“Translation” from “borrowing”

  1. How would you distinguish “translation” from “borrowing” as a literary activity? Identify two ways that Murray’s translation of Euripides’ Bacchae adds some specific value to the original text.
  2. What makes J.P. Clark’s “Abiku” different from Wole Soyinka’s “Abiku” and what
    does this difference contribute to the potential of “the spirit child” as a trope?
  3. Identify some of the allusions in Robert Hayden’s “A Letter from Phillis Wheatley” and comment on their significance

Section B: Sight passage (a two-part poem)

Who is the speaker of this poem, or are there more than one? What kind of “game” is the speaker proposing and how are you encouraged to regard it or participate in it? Provide support for your analysis.

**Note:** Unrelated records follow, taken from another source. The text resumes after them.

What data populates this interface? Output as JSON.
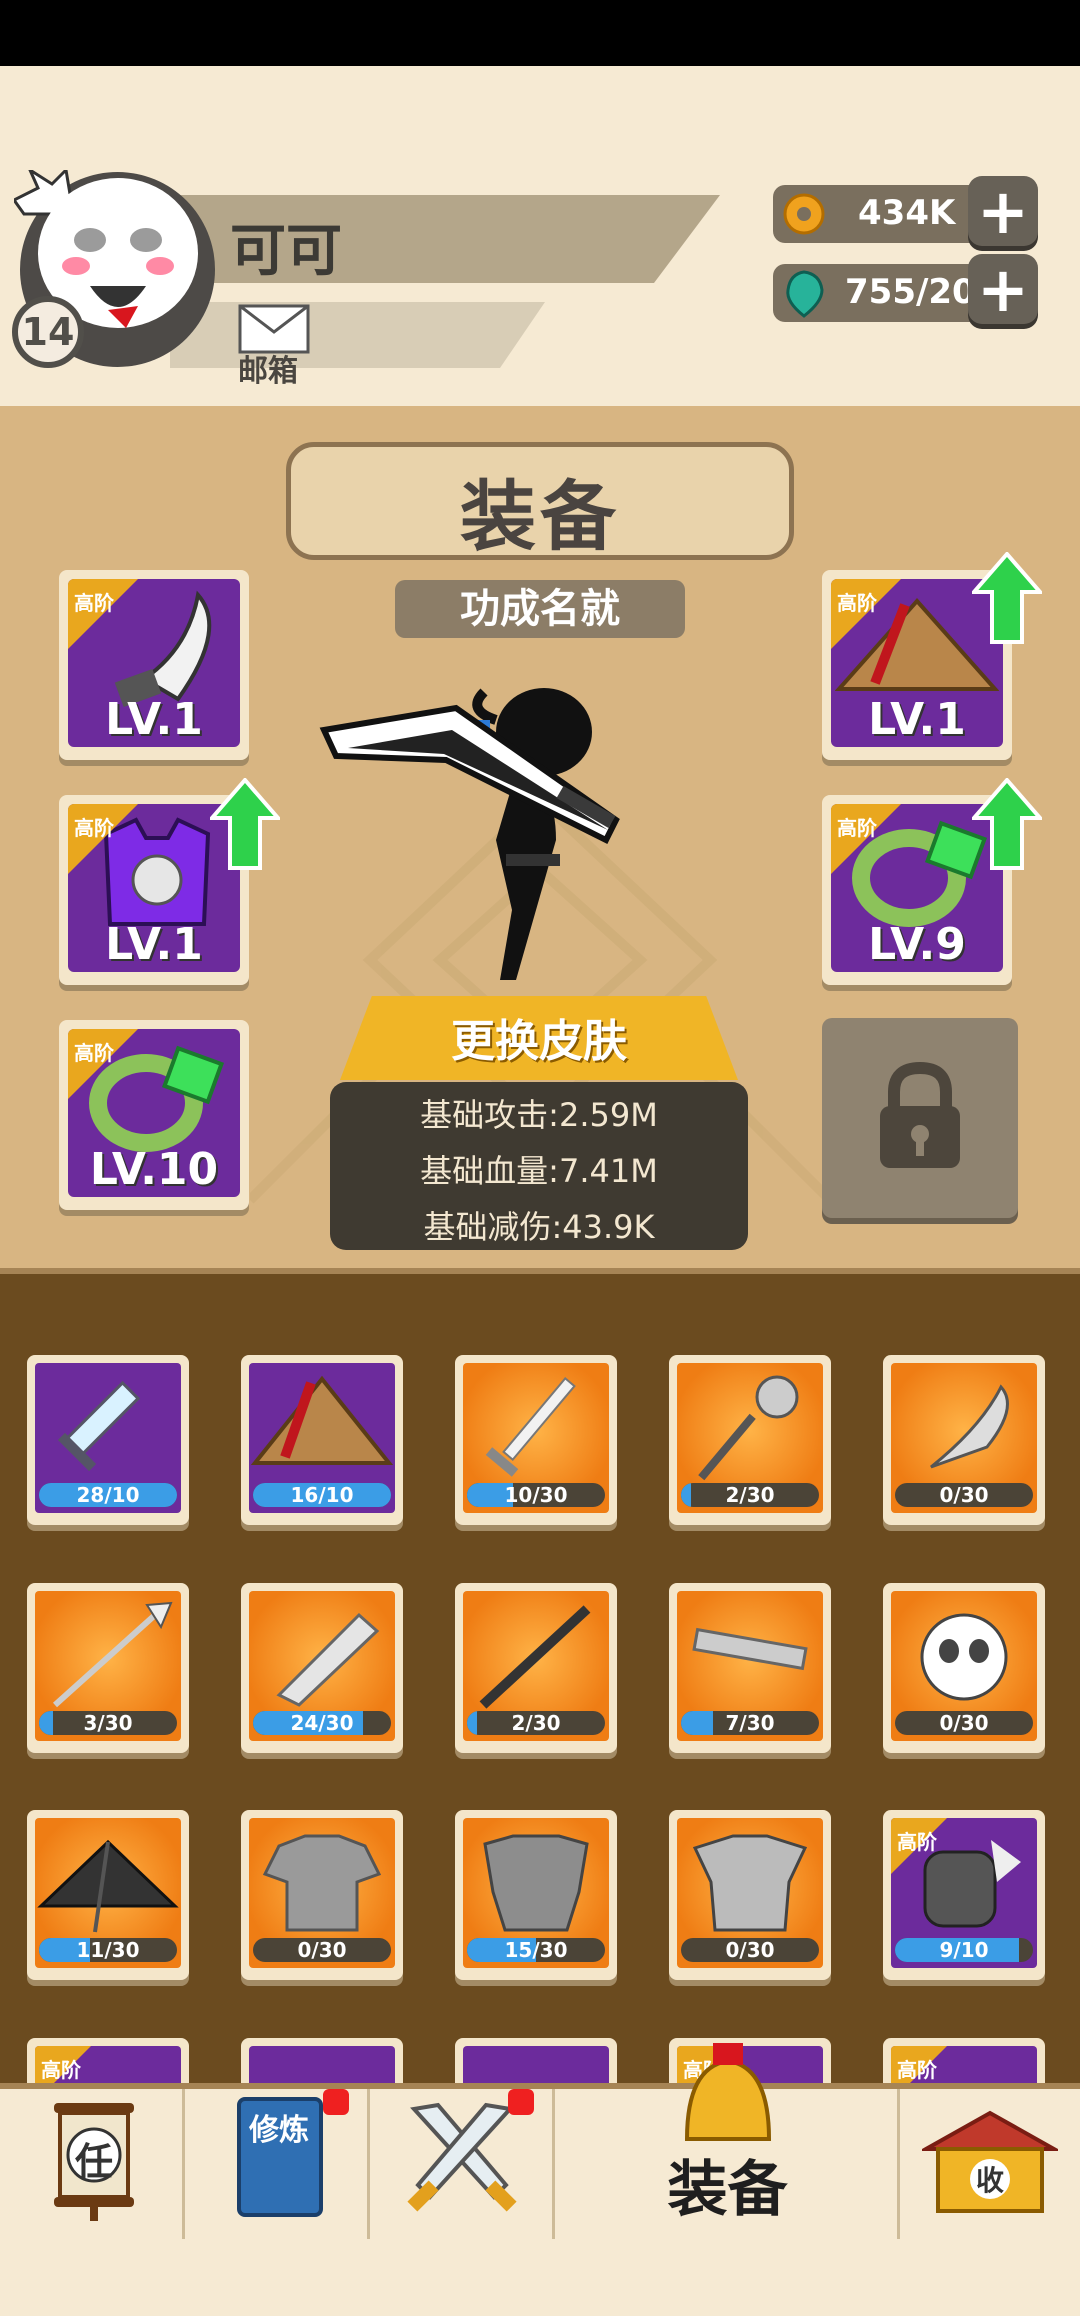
{
  "player": {
    "name": "可可",
    "level": "14",
    "mail_label": "邮箱"
  },
  "resources": {
    "gold": "434K",
    "gems": "755/20"
  },
  "equip": {
    "title": "装备",
    "subtitle": "功成名就",
    "skin_button": "更换皮肤",
    "stats": [
      "基础攻击:2.59M",
      "基础血量:7.41M",
      "基础减伤:43.9K"
    ],
    "slots": [
      {
        "tier": "高阶",
        "level": "LV.1",
        "icon": "cleaver-icon",
        "upgrade": false
      },
      {
        "tier": "高阶",
        "level": "LV.1",
        "icon": "armor-vest-icon",
        "upgrade": true
      },
      {
        "tier": "高阶",
        "level": "LV.10",
        "icon": "bracelet-icon",
        "upgrade": false
      },
      {
        "tier": "高阶",
        "level": "LV.1",
        "icon": "straw-hat-icon",
        "upgrade": true
      },
      {
        "tier": "高阶",
        "level": "LV.9",
        "icon": "bracelet-icon",
        "upgrade": true
      }
    ]
  },
  "inventory": [
    {
      "progress": "28/10",
      "fill": 1.0,
      "bg": "purple",
      "icon": "pixel-sword-icon"
    },
    {
      "progress": "16/10",
      "fill": 1.0,
      "bg": "purple",
      "icon": "straw-hat-icon"
    },
    {
      "progress": "10/30",
      "fill": 0.33,
      "bg": "orange",
      "icon": "sword-icon"
    },
    {
      "progress": "2/30",
      "fill": 0.07,
      "bg": "orange",
      "icon": "mace-icon"
    },
    {
      "progress": "0/30",
      "fill": 0.0,
      "bg": "orange",
      "icon": "drumstick-icon"
    },
    {
      "progress": "3/30",
      "fill": 0.1,
      "bg": "orange",
      "icon": "spear-icon"
    },
    {
      "progress": "24/30",
      "fill": 0.8,
      "bg": "orange",
      "icon": "broadsword-icon"
    },
    {
      "progress": "2/30",
      "fill": 0.07,
      "bg": "orange",
      "icon": "staff-icon"
    },
    {
      "progress": "7/30",
      "fill": 0.23,
      "bg": "orange",
      "icon": "key-blade-icon"
    },
    {
      "progress": "0/30",
      "fill": 0.0,
      "bg": "orange",
      "icon": "bird-mask-icon"
    },
    {
      "progress": "11/30",
      "fill": 0.37,
      "bg": "orange",
      "icon": "bamboo-hat-icon"
    },
    {
      "progress": "0/30",
      "fill": 0.0,
      "bg": "tshirt",
      "icon": "tshirt-icon"
    },
    {
      "progress": "15/30",
      "fill": 0.5,
      "bg": "orange",
      "icon": "plate-armor-icon"
    },
    {
      "progress": "0/30",
      "fill": 0.0,
      "bg": "orange",
      "icon": "robe-armor-icon"
    },
    {
      "progress": "9/10",
      "fill": 0.9,
      "bg": "purple",
      "icon": "spiked-gauntlet-icon",
      "tier": "高阶"
    }
  ],
  "partial_row_tiers": [
    "高阶",
    "",
    "",
    "高阶",
    "高阶"
  ],
  "tabs": {
    "task": "任",
    "train": "修炼",
    "collect": "收",
    "equip_label": "装备"
  },
  "colors": {
    "accent": "#f0b526",
    "purple": "#6c2b9c",
    "progress": "#3b9de6",
    "panel": "#d8b582",
    "inventory": "#6b4b1f"
  }
}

La Migra (by Pat Mora, 1993)
I
Let’s play La Migra1
I’ll be the Border Patrol.
You be Mexican maid.
I get the badge and sunglasses.
You can hide and run, 5
but you can’t get away
because I have a jeep
I can take you wherever
I want, but don’t ask
Questions because 10
I don’t speak Spanish.
I can touch you wherever
I want but don’t complain
too much because I’ve got
boots and kick—if I have to, 15
and I have handcuffs.
1 Mexican slang for U.S. border patrol agents an abbreviation of the word “immigration”)
Oh, and a gun.
Get ready, get set, run.
II
Let’s play La Migra
You be the Border Patrol. 20
I’ll be the Mexican woman.
Your jeep has a flat,
and you have been spotted
by the sun.
All you have is heavy: hat 25
glasses, badge, shoes, gun.
I know the desert,
where to rest,
where to drink.
Oh, I am not alone. 30
You hear us singing
and laughing with the wind,
Agua dulce brota aquí,
Aquí, aquí,2but since you
can’t speak Spanish. 35
You do not understand.
Get ready.

Section C: Persepolis film

  1. Discuss this film from an intertextual perspective as a bildungsroman, a genre that
    “focuses on the psychological and moral growth of the protagonist.” How do you relate to this film? Identify some relevant intertexts.